Quando se fala em “canon” dentro de uma franquia de filmes, a palavra se refere àquilo que faz parte da história oficial, reconhecida pelos criadores ou pelos detentores dos direitos da obra. É como uma linha principal de acontecimentos que realmente contam dentro daquele universo. O que está no canon influencia a narrativa, molda os personagens e define a continuidade. Já aquilo que não é canon pode até existir em forma de histórias alternativas, adaptações, spin-offs ou produções paralelas, mas não tem impacto direto na trama considerada “verdadeira”.

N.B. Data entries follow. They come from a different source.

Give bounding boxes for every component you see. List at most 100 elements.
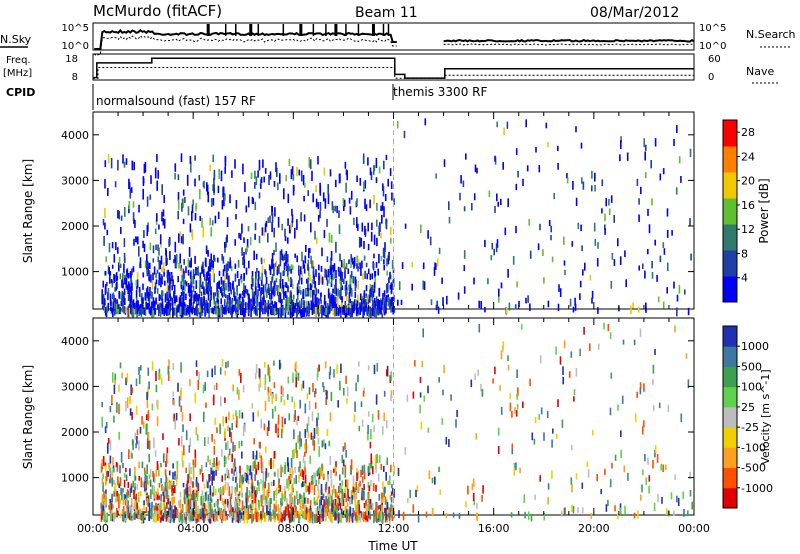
data-point xyxy=(303,300,305,307)
data-point xyxy=(243,251,245,261)
data-point xyxy=(188,306,191,314)
data-point xyxy=(600,489,602,495)
data-point xyxy=(328,513,330,519)
data-point xyxy=(323,386,325,393)
data-point xyxy=(288,226,291,234)
data-point xyxy=(213,184,215,193)
data-point xyxy=(340,271,342,278)
colorbar-tick-label: -1000 xyxy=(741,482,773,495)
data-point xyxy=(392,267,395,274)
data-point xyxy=(342,494,344,500)
data-point xyxy=(492,378,494,384)
data-point xyxy=(139,426,142,434)
y-tick-label: 1000 xyxy=(61,472,89,485)
data-point xyxy=(506,307,508,314)
data-point xyxy=(224,473,227,481)
data-point xyxy=(132,212,135,221)
data-point xyxy=(125,400,127,412)
data-point xyxy=(109,295,112,305)
data-point xyxy=(391,513,394,520)
data-point xyxy=(300,266,302,275)
data-point xyxy=(477,369,479,376)
data-point xyxy=(382,425,384,435)
data-point xyxy=(135,236,137,243)
data-point xyxy=(221,475,223,482)
data-point xyxy=(152,272,154,281)
data-point xyxy=(330,251,333,261)
data-point xyxy=(540,407,543,415)
data-point xyxy=(127,481,130,489)
data-point xyxy=(136,279,139,288)
data-point xyxy=(537,243,540,251)
data-point xyxy=(222,307,225,314)
data-point xyxy=(467,485,469,495)
data-point xyxy=(303,214,306,222)
data-point xyxy=(321,308,323,318)
data-point xyxy=(330,300,333,307)
data-point xyxy=(363,470,366,480)
data-point xyxy=(322,382,324,388)
data-point xyxy=(342,263,345,269)
data-point xyxy=(255,176,258,186)
data-point xyxy=(670,492,673,500)
data-point xyxy=(387,513,390,518)
data-point xyxy=(363,241,365,249)
data-point xyxy=(352,486,355,493)
data-point xyxy=(222,416,224,427)
data-point xyxy=(239,476,241,486)
data-point xyxy=(227,454,230,460)
data-point xyxy=(239,293,242,299)
data-point xyxy=(189,379,191,387)
data-point xyxy=(119,513,122,519)
data-point xyxy=(262,308,264,315)
data-point xyxy=(232,280,234,290)
data-point xyxy=(273,479,275,486)
data-point xyxy=(281,279,284,289)
data-point xyxy=(211,220,214,226)
data-point xyxy=(298,169,301,176)
data-point xyxy=(654,445,657,454)
data-point xyxy=(621,395,624,404)
data-point xyxy=(245,248,247,255)
data-point xyxy=(319,514,321,524)
data-point xyxy=(601,179,604,187)
data-point xyxy=(183,291,185,301)
data-point xyxy=(257,278,260,288)
data-point xyxy=(105,489,107,494)
data-point xyxy=(344,285,347,291)
data-point xyxy=(193,510,195,517)
data-point xyxy=(223,461,226,468)
data-point xyxy=(435,173,437,179)
data-point xyxy=(329,509,332,519)
data-point xyxy=(236,286,238,296)
data-point xyxy=(221,498,224,505)
data-point xyxy=(177,210,179,220)
data-point xyxy=(279,511,282,519)
data-point xyxy=(203,503,206,509)
data-point xyxy=(254,170,256,179)
data-point xyxy=(260,259,263,265)
data-point xyxy=(377,305,380,316)
data-point xyxy=(190,293,193,301)
data-point xyxy=(280,385,283,395)
data-point xyxy=(185,502,188,513)
data-point xyxy=(424,118,427,126)
colorbar-swatch xyxy=(723,224,737,251)
data-point xyxy=(114,377,116,385)
data-point xyxy=(255,492,257,498)
station-title: McMurdo (fitACF) xyxy=(93,2,222,20)
data-point xyxy=(648,485,650,494)
data-point xyxy=(597,343,600,350)
data-point xyxy=(278,478,281,483)
data-point xyxy=(215,457,218,466)
data-point xyxy=(353,301,356,311)
data-point xyxy=(104,426,107,434)
data-point xyxy=(659,173,662,181)
data-point xyxy=(292,294,295,300)
data-point xyxy=(138,306,140,317)
data-point xyxy=(138,511,140,520)
data-point xyxy=(328,440,331,447)
data-point xyxy=(250,472,253,480)
data-point xyxy=(210,498,213,503)
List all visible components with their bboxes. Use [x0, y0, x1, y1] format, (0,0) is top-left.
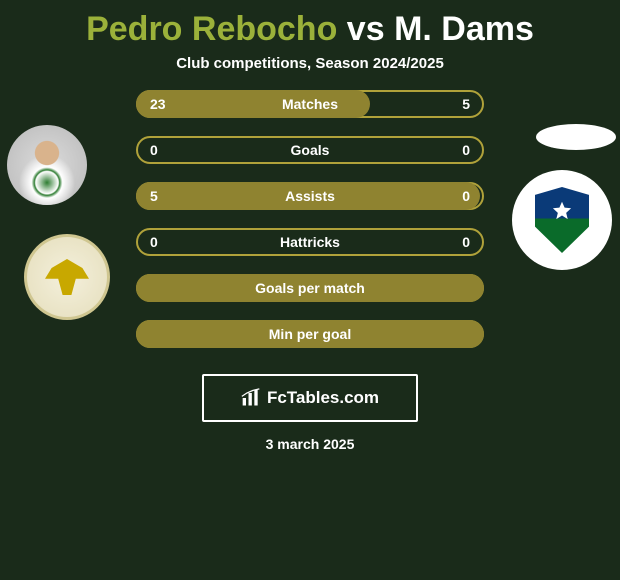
stat-row-assists: 5 Assists 0: [136, 182, 484, 210]
stat-row-min-per-goal: Min per goal: [136, 320, 484, 348]
player2-avatar: [536, 124, 616, 150]
stat-row-goals-per-match: Goals per match: [136, 274, 484, 302]
stat-label: Goals per match: [138, 280, 482, 296]
player2-club-badge: [512, 170, 612, 270]
title-player2: M. Dams: [394, 10, 534, 48]
player1-avatar: [7, 125, 87, 205]
subtitle: Club competitions, Season 2024/2025: [0, 55, 620, 90]
snapshot-date: 3 march 2025: [0, 436, 620, 452]
title-vs: vs: [337, 10, 394, 48]
stat-label: Assists: [138, 188, 482, 204]
stat-row-goals: 0 Goals 0: [136, 136, 484, 164]
stat-right-value: 5: [462, 96, 470, 112]
stat-right-value: 0: [462, 188, 470, 204]
stats-container: 23 Matches 5 0 Goals 0 5 Assists 0 0 Hat…: [136, 90, 484, 348]
comparison-title: Pedro Rebocho vs M. Dams: [0, 0, 620, 55]
stat-row-hattricks: 0 Hattricks 0: [136, 228, 484, 256]
stat-row-matches: 23 Matches 5: [136, 90, 484, 118]
stat-label: Hattricks: [138, 234, 482, 250]
stat-label: Matches: [138, 96, 482, 112]
player1-club-badge: [24, 234, 110, 320]
stat-label: Min per goal: [138, 326, 482, 342]
stat-right-value: 0: [462, 142, 470, 158]
club2-shield-icon: [532, 187, 592, 253]
source-brand-box: FcTables.com: [202, 374, 418, 422]
club2-emblem-icon: [549, 200, 575, 226]
chart-bars-icon: [241, 388, 261, 408]
brand-text: FcTables.com: [267, 388, 379, 408]
stat-right-value: 0: [462, 234, 470, 250]
stat-label: Goals: [138, 142, 482, 158]
title-player1: Pedro Rebocho: [86, 10, 337, 48]
club1-emblem-icon: [45, 259, 89, 295]
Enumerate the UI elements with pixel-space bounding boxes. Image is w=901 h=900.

Um exemplo bem claro acontece em Star Wars: os filmes originais, as continuações feitas pela Disney e certas séries são canon, enquanto muitos livros e quadrinhos antigos foram colocados na categoria “Legends”, que funciona como um universo paralelo. O mesmo vale para outras franquias. No universo da Marvel, os acontecimentos dos filmes do MCU formam o canon, enquanto histórias de quadrinhos que seguem rumos diferentes não necessariamente fazem parte dessa mesma continuidade. Em Harry Potter, os sete livros escritos por J.K. Rowling e os filmes que adaptam essas obras são canon, ao passo que fanfics ou produções não autorizadas não entram para a história oficial.
Assim, quando fãs discutem se algo é ou não canon, estão basicamente tentando entender se aquele acontecimento ou detalhe realmente “aconteceu” dentro da narrativa reconhecida como verdadeira.